JurnalLugas.Com – Elon Musk, pengusaha multibisnis sekaligus salah satu orang terkaya di dunia, mencuri perhatian publik dengan langkah strategisnya dalam pemilu 2024. Musk menggelontorkan dana sebesar US$274 juta (sekitar Rp4,34 triliun) kepada kelompok-kelompok politik, menjadikannya donatur politik terbesar sepanjang sejarah Amerika Serikat. Peran ini memungkinkannya membantu kemenangan Donald Trump dalam pemilu presiden, sekaligus memperkuat reputasinya sebagai tokoh kunci di dunia politik dan bisnis.

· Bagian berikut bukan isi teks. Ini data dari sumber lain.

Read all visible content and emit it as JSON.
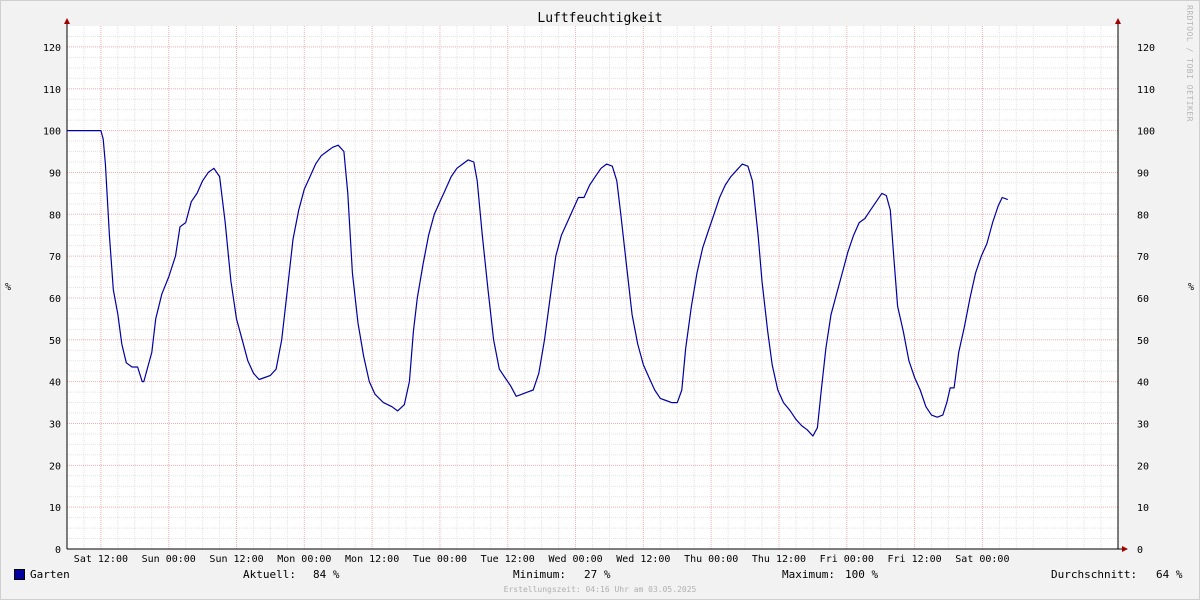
{
  "chart_data": {
    "type": "line",
    "title": "Luftfeuchtigkeit",
    "ylabel": "%",
    "ylim": [
      0,
      125
    ],
    "yticks": [
      0,
      10,
      20,
      30,
      40,
      50,
      60,
      70,
      80,
      90,
      100,
      110,
      120
    ],
    "x_hours": [
      0,
      186
    ],
    "xticks": [
      {
        "label": "Sat 12:00",
        "hour": 6
      },
      {
        "label": "Sun 00:00",
        "hour": 18
      },
      {
        "label": "Sun 12:00",
        "hour": 30
      },
      {
        "label": "Mon 00:00",
        "hour": 42
      },
      {
        "label": "Mon 12:00",
        "hour": 54
      },
      {
        "label": "Tue 00:00",
        "hour": 66
      },
      {
        "label": "Tue 12:00",
        "hour": 78
      },
      {
        "label": "Wed 00:00",
        "hour": 90
      },
      {
        "label": "Wed 12:00",
        "hour": 102
      },
      {
        "label": "Thu 00:00",
        "hour": 114
      },
      {
        "label": "Thu 12:00",
        "hour": 126
      },
      {
        "label": "Fri 00:00",
        "hour": 138
      },
      {
        "label": "Fri 12:00",
        "hour": 150
      },
      {
        "label": "Sat 00:00",
        "hour": 162
      }
    ],
    "grid": true,
    "series": [
      {
        "name": "Garten",
        "color": "#0000a0",
        "points": [
          [
            0,
            100
          ],
          [
            6,
            100
          ],
          [
            6.4,
            98
          ],
          [
            6.8,
            92
          ],
          [
            7.5,
            75
          ],
          [
            8.2,
            62
          ],
          [
            9,
            56
          ],
          [
            9.7,
            49
          ],
          [
            10.5,
            44.5
          ],
          [
            11.5,
            43.5
          ],
          [
            12.5,
            43.5
          ],
          [
            13.3,
            40
          ],
          [
            13.6,
            40
          ],
          [
            14.2,
            43
          ],
          [
            15,
            47
          ],
          [
            15.7,
            55
          ],
          [
            16.8,
            61
          ],
          [
            18,
            65
          ],
          [
            19.2,
            70
          ],
          [
            20,
            77
          ],
          [
            21,
            78
          ],
          [
            22,
            83
          ],
          [
            23,
            85
          ],
          [
            24,
            88
          ],
          [
            25,
            90
          ],
          [
            26,
            91
          ],
          [
            27,
            89
          ],
          [
            28,
            78
          ],
          [
            29,
            64
          ],
          [
            30,
            55
          ],
          [
            31,
            50
          ],
          [
            32,
            45
          ],
          [
            33,
            42
          ],
          [
            34,
            40.5
          ],
          [
            35,
            41
          ],
          [
            36,
            41.5
          ],
          [
            37,
            43
          ],
          [
            38,
            50
          ],
          [
            39,
            62
          ],
          [
            40,
            74
          ],
          [
            41,
            81
          ],
          [
            42,
            86
          ],
          [
            43,
            89
          ],
          [
            44,
            92
          ],
          [
            45,
            94
          ],
          [
            46,
            95
          ],
          [
            47,
            96
          ],
          [
            48,
            96.5
          ],
          [
            49,
            95
          ],
          [
            49.7,
            85
          ],
          [
            50.5,
            66
          ],
          [
            51.5,
            54
          ],
          [
            52.5,
            46
          ],
          [
            53.5,
            40
          ],
          [
            54.5,
            37
          ],
          [
            56,
            35
          ],
          [
            57.5,
            34
          ],
          [
            58.5,
            33
          ],
          [
            59.7,
            34.5
          ],
          [
            60.6,
            40
          ],
          [
            61.3,
            52
          ],
          [
            62,
            60
          ],
          [
            63,
            68
          ],
          [
            64,
            75
          ],
          [
            65,
            80
          ],
          [
            66,
            83
          ],
          [
            67,
            86
          ],
          [
            68,
            89
          ],
          [
            69,
            91
          ],
          [
            70,
            92
          ],
          [
            71,
            93
          ],
          [
            72,
            92.5
          ],
          [
            72.6,
            88
          ],
          [
            73.5,
            75
          ],
          [
            74.5,
            62
          ],
          [
            75.5,
            50
          ],
          [
            76.5,
            43
          ],
          [
            77.5,
            41
          ],
          [
            78.5,
            39
          ],
          [
            79.5,
            36.5
          ],
          [
            80.5,
            37
          ],
          [
            81.5,
            37.5
          ],
          [
            82.5,
            38
          ],
          [
            83.5,
            42
          ],
          [
            84.5,
            50
          ],
          [
            85.5,
            60
          ],
          [
            86.5,
            70
          ],
          [
            87.5,
            75
          ],
          [
            88.5,
            78
          ],
          [
            89.5,
            81
          ],
          [
            90.5,
            84
          ],
          [
            91.5,
            84
          ],
          [
            92.5,
            87
          ],
          [
            93.5,
            89
          ],
          [
            94.5,
            91
          ],
          [
            95.5,
            92
          ],
          [
            96.5,
            91.5
          ],
          [
            97.3,
            88
          ],
          [
            98,
            80
          ],
          [
            99,
            68
          ],
          [
            100,
            56
          ],
          [
            101,
            49
          ],
          [
            102,
            44
          ],
          [
            103,
            41
          ],
          [
            104,
            38
          ],
          [
            105,
            36
          ],
          [
            106,
            35.5
          ],
          [
            107,
            35
          ],
          [
            108,
            35
          ],
          [
            108.8,
            38
          ],
          [
            109.5,
            48
          ],
          [
            110.5,
            58
          ],
          [
            111.5,
            66
          ],
          [
            112.5,
            72
          ],
          [
            113.5,
            76
          ],
          [
            114.5,
            80
          ],
          [
            115.5,
            84
          ],
          [
            116.5,
            87
          ],
          [
            117.5,
            89
          ],
          [
            118.5,
            90.5
          ],
          [
            119.5,
            92
          ],
          [
            120.5,
            91.5
          ],
          [
            121.3,
            88
          ],
          [
            122.3,
            75
          ],
          [
            123,
            64
          ],
          [
            124,
            52
          ],
          [
            124.8,
            44
          ],
          [
            125.8,
            38
          ],
          [
            126.8,
            35
          ],
          [
            128,
            33
          ],
          [
            129,
            31
          ],
          [
            130,
            29.5
          ],
          [
            131,
            28.5
          ],
          [
            132,
            27
          ],
          [
            132.8,
            29
          ],
          [
            133.5,
            38
          ],
          [
            134.3,
            48
          ],
          [
            135.2,
            56
          ],
          [
            136.2,
            61
          ],
          [
            137.2,
            66
          ],
          [
            138.2,
            71
          ],
          [
            139.2,
            75
          ],
          [
            140.2,
            78
          ],
          [
            141.2,
            79
          ],
          [
            142.2,
            81
          ],
          [
            143.2,
            83
          ],
          [
            144.2,
            85
          ],
          [
            145,
            84.5
          ],
          [
            145.7,
            81
          ],
          [
            146.3,
            70
          ],
          [
            147,
            58
          ],
          [
            148,
            52
          ],
          [
            149,
            45
          ],
          [
            150,
            41
          ],
          [
            151,
            38
          ],
          [
            152,
            34
          ],
          [
            153,
            32
          ],
          [
            154,
            31.5
          ],
          [
            155,
            32
          ],
          [
            155.7,
            35
          ],
          [
            156.3,
            38.5
          ],
          [
            157,
            38.5
          ],
          [
            157.8,
            47
          ],
          [
            158.8,
            53
          ],
          [
            159.8,
            60
          ],
          [
            160.8,
            66
          ],
          [
            161.8,
            70
          ],
          [
            162.8,
            73
          ],
          [
            163.8,
            78
          ],
          [
            164.8,
            82
          ],
          [
            165.5,
            84
          ],
          [
            166.5,
            83.5
          ]
        ]
      }
    ]
  },
  "legend": {
    "series_name": "Garten",
    "aktuell_label": "Aktuell:",
    "aktuell_value": "84 %",
    "minimum_label": "Minimum:",
    "minimum_value": "27 %",
    "maximum_label": "Maximum:",
    "maximum_value": "100 %",
    "durchschnitt_label": "Durchschnitt:",
    "durchschnitt_value": "64 %"
  },
  "watermark": "RRDTOOL / TOBI OETIKER",
  "creation_stamp": "Erstellungszeit: 04:16 Uhr am 03.05.2025"
}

Musk: Donatur Politik Terkemuka
Jumlah kontribusi Elon Musk melampaui investor besar lainnya, seperti Timothy Mellon, yang menyumbang US$197 juta terutama untuk Partai Republik. Sebagian besar sumbangan Musk disalurkan melalui America PAC, komite aksi politik super yang didirikannya sendiri. PAC ini menerima total US$238,5 juta dari Musk, termasuk US$75 juta tambahan di pekan-pekan terakhir masa kampanye, menurut pengajuan resmi ke Komisi Pemilihan Umum Federal (FEC).
Strategi Pendanaan Kampanye Trump
Dana dari America PAC digunakan untuk menutupi kekurangan dana kampanye Trump, yang semula tertinggal jauh dari Wakil Presiden Kamala Harris. PAC ini menghabiskan US$159 juta untuk berbagai upaya, termasuk:
- Kampanye lapangan, dengan anggaran sebesar US$86 juta.
- Iklan digital, terutama melalui platform besar seperti Facebook dan Google.
- Pembayaran kepada “konsultan juru bicara”, dengan total pembayaran mencapai US$18 juta.
Di hari-hari terakhir kampanye, Musk bahkan menawarkan hadiah langsung senilai US$1 juta kepada pemilih terdaftar di swing state, dengan syarat mereka menandatangani petisi daring yang mendukung kebebasan berbicara dan hak kepemilikan senjata.
Kontroversi dan Tantangan Hukum
Langkah Musk ini tidak lepas dari sorotan hukum. Departemen Kehakiman AS menyoroti kemungkinan pelanggaran undang-undang federal terkait pembayaran kepada pemilih. Selain itu, gugatan yang diajukan oleh jaksa wilayah Philadelphia, yang menuduh adanya “undian ilegal,” akhirnya kalah di pengadilan.
Dampak Politik dan Ekonomi bagi Musk
Kemenangan Trump membawa keuntungan besar bagi Musk, baik secara politik maupun bisnis. Beberapa langkah strategis yang mendukung posisi perusahaan Musk antara lain:
- Penunjukan Jared Isaacman, mitra SpaceX, sebagai kepala NASA.
- Prioritas regulasi mobil otonom oleh tim transisi Trump, yang mendukung ambisi Tesla dalam pengembangan kendaraan swakemudi.
Kekayaan Musk juga melonjak tajam, mencapai US$361,7 miliar
Dari sekadar donatur sederhana hingga tokoh utama dalam pemilu, Elon Musk menunjukkan bagaimana kekuatan finansial dapat memengaruhi lanskap politik. Strateginya tidak hanya mendukung kemenangan Trump, tetapi juga memperkuat posisi bisnisnya di sektor teknologi dan antariksa. Langkah ini menegaskan bahwa Musk adalah pemain kunci yang mampu menggabungkan ambisi bisnis dan pengaruh politik secara luar biasa.
Dengan jejaknya di tahun 2024, tidak diragukan lagi bahwa nama Elon Musk akan terus menjadi sorotan di masa mendatang, baik di dunia politik, bisnis, maupun teknologi.